About 2 miles from home, sanctuary, gin and painkillers we encounter the young and ethereally beautiful Theo, a neighbour’s son, in his tractor … he looks a bit like Legolas from Lord of the Rings but with wellies on. By now I’m gesticulating wildly at him to get him to shut the engine off as Tommy has developed a chronic case of Tractor Allergy and I’ve lost all feeling in my hands. Theo obligingly cuts the engine and smiles as we whistle past sideways, a flying, foaming, sweaty mess. I shout my thanks and Laura Groom shouts “you’ve lost your tissue!” Laura Groom and Dude are still with us, keeping a discreet distance behind in the downdraft of our foaming sweat (poor woman, it gets worse).

I ponder this new intel for a second before shouting back “I haven’t got a tissue” and turning I catch sight of shredded bits of what can only be my panty liner as they fly out like confetti behind us … my jeans have split under duress … in their defence they are about 15yrs old and right now I’m probably very close to making fire such is the friction quotient in that saddle - my backside feels like I’ve spent 2 weeks in Aya Napa on Rohypnol.

Exactly two hours and eleven torturous minutes later I drop like a stone to the floor on the yard, crooked and bent, broken in fact.
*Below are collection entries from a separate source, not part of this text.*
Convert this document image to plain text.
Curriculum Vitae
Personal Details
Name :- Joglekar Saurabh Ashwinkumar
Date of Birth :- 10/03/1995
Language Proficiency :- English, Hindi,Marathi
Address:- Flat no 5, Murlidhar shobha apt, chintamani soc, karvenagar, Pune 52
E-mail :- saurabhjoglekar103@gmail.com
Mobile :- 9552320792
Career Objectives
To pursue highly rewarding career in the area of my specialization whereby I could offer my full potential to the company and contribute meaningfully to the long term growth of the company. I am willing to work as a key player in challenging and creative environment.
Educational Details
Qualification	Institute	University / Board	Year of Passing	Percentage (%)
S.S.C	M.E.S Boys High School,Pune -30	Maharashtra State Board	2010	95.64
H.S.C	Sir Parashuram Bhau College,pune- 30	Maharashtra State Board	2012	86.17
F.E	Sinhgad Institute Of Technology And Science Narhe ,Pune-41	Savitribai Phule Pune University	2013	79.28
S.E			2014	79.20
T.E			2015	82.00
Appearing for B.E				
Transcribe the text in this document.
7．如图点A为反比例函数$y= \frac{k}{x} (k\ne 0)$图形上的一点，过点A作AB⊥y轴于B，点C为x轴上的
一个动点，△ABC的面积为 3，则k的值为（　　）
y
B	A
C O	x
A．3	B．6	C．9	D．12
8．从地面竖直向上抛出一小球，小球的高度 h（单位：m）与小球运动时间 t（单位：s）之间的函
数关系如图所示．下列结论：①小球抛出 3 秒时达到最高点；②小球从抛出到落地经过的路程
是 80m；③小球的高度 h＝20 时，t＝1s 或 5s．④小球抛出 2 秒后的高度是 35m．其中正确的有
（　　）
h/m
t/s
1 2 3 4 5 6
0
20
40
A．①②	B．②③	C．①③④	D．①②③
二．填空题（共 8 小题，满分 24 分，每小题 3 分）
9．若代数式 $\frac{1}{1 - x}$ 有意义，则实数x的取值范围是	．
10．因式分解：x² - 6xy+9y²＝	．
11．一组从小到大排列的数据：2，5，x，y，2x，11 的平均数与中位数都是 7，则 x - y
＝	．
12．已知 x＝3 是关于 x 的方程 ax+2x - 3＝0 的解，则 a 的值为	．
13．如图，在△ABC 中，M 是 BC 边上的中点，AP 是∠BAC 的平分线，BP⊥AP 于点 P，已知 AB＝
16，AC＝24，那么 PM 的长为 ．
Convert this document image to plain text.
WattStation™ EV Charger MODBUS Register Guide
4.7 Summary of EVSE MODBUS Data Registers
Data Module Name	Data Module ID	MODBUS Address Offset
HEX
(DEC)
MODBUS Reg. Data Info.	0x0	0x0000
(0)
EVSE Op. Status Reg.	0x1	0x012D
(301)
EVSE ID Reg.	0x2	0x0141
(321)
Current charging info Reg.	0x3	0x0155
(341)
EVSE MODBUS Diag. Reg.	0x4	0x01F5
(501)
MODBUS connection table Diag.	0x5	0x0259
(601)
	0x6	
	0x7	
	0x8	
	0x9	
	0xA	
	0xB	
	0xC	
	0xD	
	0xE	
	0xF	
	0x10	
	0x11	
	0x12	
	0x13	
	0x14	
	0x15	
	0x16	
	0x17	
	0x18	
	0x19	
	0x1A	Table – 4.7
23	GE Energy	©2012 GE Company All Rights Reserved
The jeans look like Kanye West has had a go at them for his SS20 show and I’m unable to sit or stand fully upright.

Tommy, on the other hand, looks delighted (if not a little sweaty) with his outing. Laura Groom kindly washes the g*t off and I put him back out … back in the garden where I found him and where, frankly, if I’d had any sense, I should have left him well enough alone.